Notes on using Spark 2.4.5

  • Use Spark 2.4.5 to submit jobs
    • Submit a job in a Yarn cluster.
    • Set the spark.hadoop.odps.spark.version parameter to spark-2.4.5-odps0.33.0 in the DataWorks console. If the Spark version of exclusive resource groups in DataWorks is not updated to Spark 2.4.5, you can use shared resource groups to schedule jobs or contact the MaxCompute technical support team to update the Spark version.
  • Changes in using Spark 2.4.5
    • If you submit jobs in a Yarn cluster, you must run the export HADOOP_CONF_DIR=$SPARK_HOME/conf command to add the SPARK_HOME environment variable.
    • If you perform debugging in local mode, you must create a file named odps.conf in the $SPARK_HOME/conf path and add the following configurations to the file.
      odps.project.name = 
      odps.access.id = 
      odps.access.key =
      odps.end.point =
  • Changes in the parameter settings of Spark 2.4.5
    • spark.sql.catalogImplementation is set to hive.
    • spark.sql.sources.default is set to hive.
    • spark.sql.odps.columnarReaderBatchSize: specifies the number of rows from which the vectorized reader reads data at a time.

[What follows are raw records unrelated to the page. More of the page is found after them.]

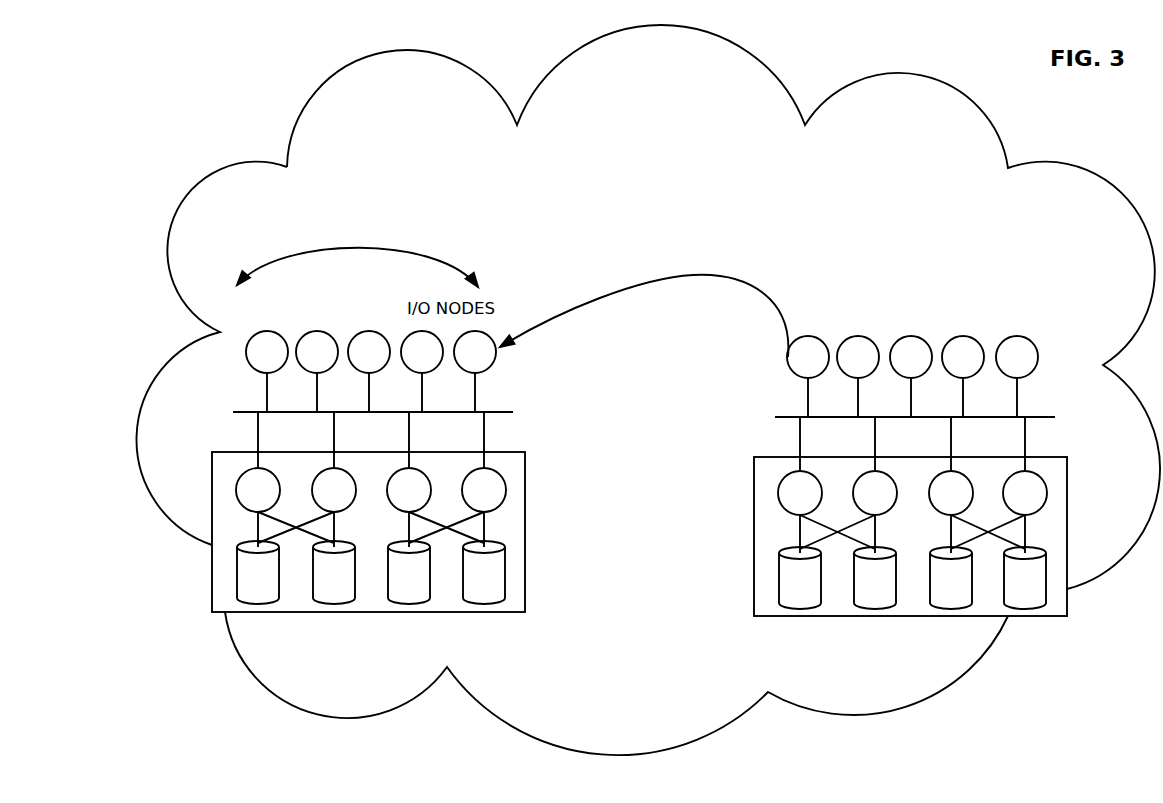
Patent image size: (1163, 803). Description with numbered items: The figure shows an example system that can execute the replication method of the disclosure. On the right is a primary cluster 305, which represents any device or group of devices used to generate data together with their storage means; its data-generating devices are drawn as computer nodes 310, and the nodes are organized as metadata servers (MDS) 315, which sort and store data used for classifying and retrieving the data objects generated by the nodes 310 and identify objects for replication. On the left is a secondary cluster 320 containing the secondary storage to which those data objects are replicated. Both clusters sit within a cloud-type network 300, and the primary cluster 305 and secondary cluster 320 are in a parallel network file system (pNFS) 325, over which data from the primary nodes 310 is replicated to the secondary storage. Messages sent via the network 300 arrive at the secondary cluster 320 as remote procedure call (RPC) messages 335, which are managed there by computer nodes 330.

The network 300 is at (663, 410).
The primary cluster 305 is at (818, 648).
The computer nodes 310 is at (898, 365).
The metadata servers (MDS) 315 is at (795, 365).
The secondary cluster 320 is at (290, 634).
The parallel network file system (pNFS) 325 is at (650, 310).
The computer nodes 330 is at (254, 360).
The remote procedure call (RPC) messages 335 is at (333, 257).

Default value: 4096.
    • spark.sql.odps.enableVectorizedReader: specifies whether to enable the vectorized reader. Default value: True.
    • spark.sql.odps.enableVectorizedWriter: specifies whether to enable the vectorized writer. Default value: True.
    • spark.sql.odps.split.size: specifies the maximum size of data that can be read from a table in MaxCompute. Default value: 256. Unit: MB.